Une correction de trajectoire millimétrée vers la Terre

credit : lanature.ca (image IA)

L’équipage de la mission Artemis II a définitivement laissé la Lune derrière lui. Afin de s’assurer d’être sur la bonne trajectoire pour revenir sur Terre, le vaisseau a effectué une combustion de correction décisive. Ce voyage de retour s’annonce comme une phase critique et délicate de la mission.

La nuit dernière, à 20h03 (heure d’été de l’Est ou EDT), le vaisseau spatial Orion, baptisé Integrity, a allumé ses propulseurs pendant exactement 15 secondes. Cette manœuvre de précision a généré un changement de vitesse d’environ 50 centimètres (1,6 pied) par seconde. Cette légère impulsion a suffi pour placer la capsule sur le chemin correct pour rentrer à la maison.

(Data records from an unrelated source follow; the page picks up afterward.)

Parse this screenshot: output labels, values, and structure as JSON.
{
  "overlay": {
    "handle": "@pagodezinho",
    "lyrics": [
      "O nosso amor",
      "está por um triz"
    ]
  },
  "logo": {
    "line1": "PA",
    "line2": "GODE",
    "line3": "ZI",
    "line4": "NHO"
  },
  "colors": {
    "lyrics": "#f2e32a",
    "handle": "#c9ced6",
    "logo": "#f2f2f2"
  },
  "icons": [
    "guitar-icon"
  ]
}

Lorsqu’ils rencontreront l’atmosphère de notre planète, les astronautes voyageront plus vite que n’importe quel humain avant eux. Cet événement vertigineux approche à grands pas, marquant la conclusion imminente d’un périple exceptionnel au-delà de l’orbite terrestre basse.

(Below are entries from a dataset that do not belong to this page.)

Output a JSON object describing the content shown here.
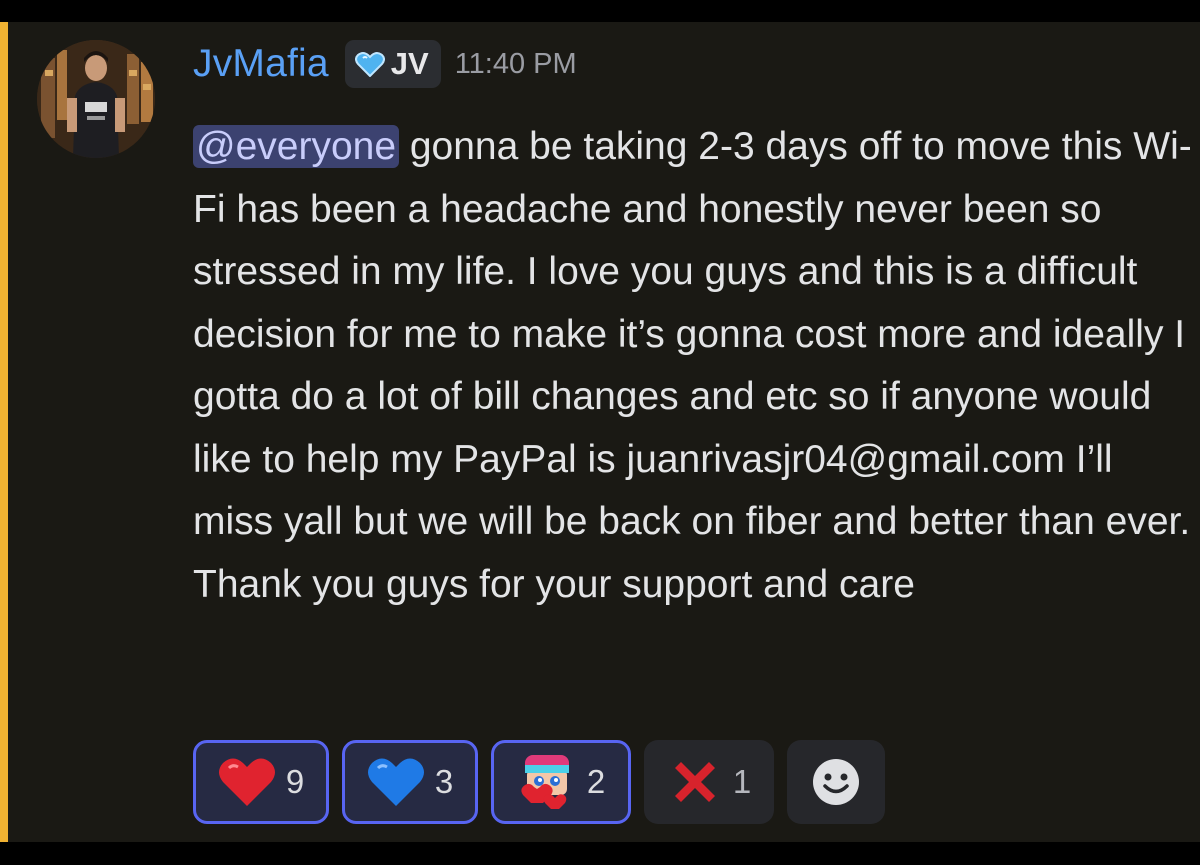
{
  "colors": {
    "background": "#1a1914",
    "mention_bar": "#f0b232",
    "username": "#5aa0f5",
    "mention_bg": "#3c4270",
    "reaction_active_border": "#5865f2"
  },
  "message": {
    "author": "JvMafia",
    "avatar_icon": "user-avatar-photo",
    "role_tag": {
      "icon": "blue-heart-icon",
      "text": "JV"
    },
    "timestamp": "11:40 PM",
    "mention": "@everyone",
    "body": " gonna be taking 2-3 days off to move this Wi-Fi has been a headache and honestly never been so stressed in my life. I love you guys and this is a difficult decision for me to make it’s gonna cost more and ideally I gotta do a lot of bill changes and etc so if anyone would like to help my PayPal is juanrivasjr04@gmail.com I’ll miss yall but we will be back on fiber and better than ever. Thank you guys for your support and care"
  },
  "reactions": [
    {
      "emoji": "red-heart-icon",
      "count": "9",
      "reacted": true
    },
    {
      "emoji": "blue-heart-icon",
      "count": "3",
      "reacted": true
    },
    {
      "emoji": "custom-character-heart-emoji",
      "count": "2",
      "reacted": true
    },
    {
      "emoji": "red-x-icon",
      "count": "1",
      "reacted": false
    }
  ],
  "add_reaction_icon": "add-reaction-smiley-icon"
}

Une vitesse vertigineuse aux portes de l’atmosphère

credit : lanature.ca (image IA)

Dans l’espace, les quatre membres de l’équipage se dirigent vers notre planète. Il s’agit des astronautes de la NASA Reid Wiseman, Victor Glover et Christina Koch, ainsi que de Jeremy Hansen de l’Agence spatiale canadienne. Ils tombent vers le globe terrestre de plus en plus vite, attirés par l’irrésistible force gravitationnelle de la Terre.

Lorsqu’ils atteindront les couches supérieures de l’atmosphère, leur vitesse avoisinera les 40 000 kilomètres (25 000 miles) par heure. Cette accélération prodigieuse pourrait battre le record absolu établi par la mission Apollo 10. Lors de leur rentrée atmosphérique, les astronautes d’Apollo 10 avaient atteint la marque de 39 937 kilomètres (24 816 miles) par heure.

Le vaisseau Artemis I, qui ne transportait aucun équipage, s’était montré un cheveu plus lent que ce record. Il avait emprunté une trajectoire de retour vers la Terre légèrement différente de celle prévue pour Artemis II. La capsule Orion d’Artemis I avait utilisé l’approche de la rentrée par ricochets, rebondissant sur l’atmosphère pour ralentir un peu, avant de plonger définitivement.

L’adaptation cruciale du bouclier thermique

credit : lanature.ca (image IA)

La procédure de rentrée repose sur l’utilisation de la friction de l’atmosphère pour freiner le vaisseau, bien avant le déploiement des parachutes. Pour survivre à cette étape, le bouclier thermique est conçu pour résister à des températures de plusieurs milliers de degrés. Des fissures inattendues étaient cependant apparues sur le bouclier lors du vol d’Artemis I.

Les ingénieurs estiment que l’approche de la rentrée par ricochets a causé un stress supplémentaire sur la structure protectrice de la capsule. Même si un équipage aurait été en sécurité à bord d’Artemis I malgré ce dommage matériel, l’agence spatiale a opté pour la prudence absolue pour cette nouvelle étape du programme.

La NASA a ainsi décidé de garder l’équipage d’Artemis II encore plus en sécurité en modifiant la méthode de rentrée. Cette évolution technique démontre la volonté d’adapter les profils de vol en fonction des données récoltées lors des précédents essais inhabités.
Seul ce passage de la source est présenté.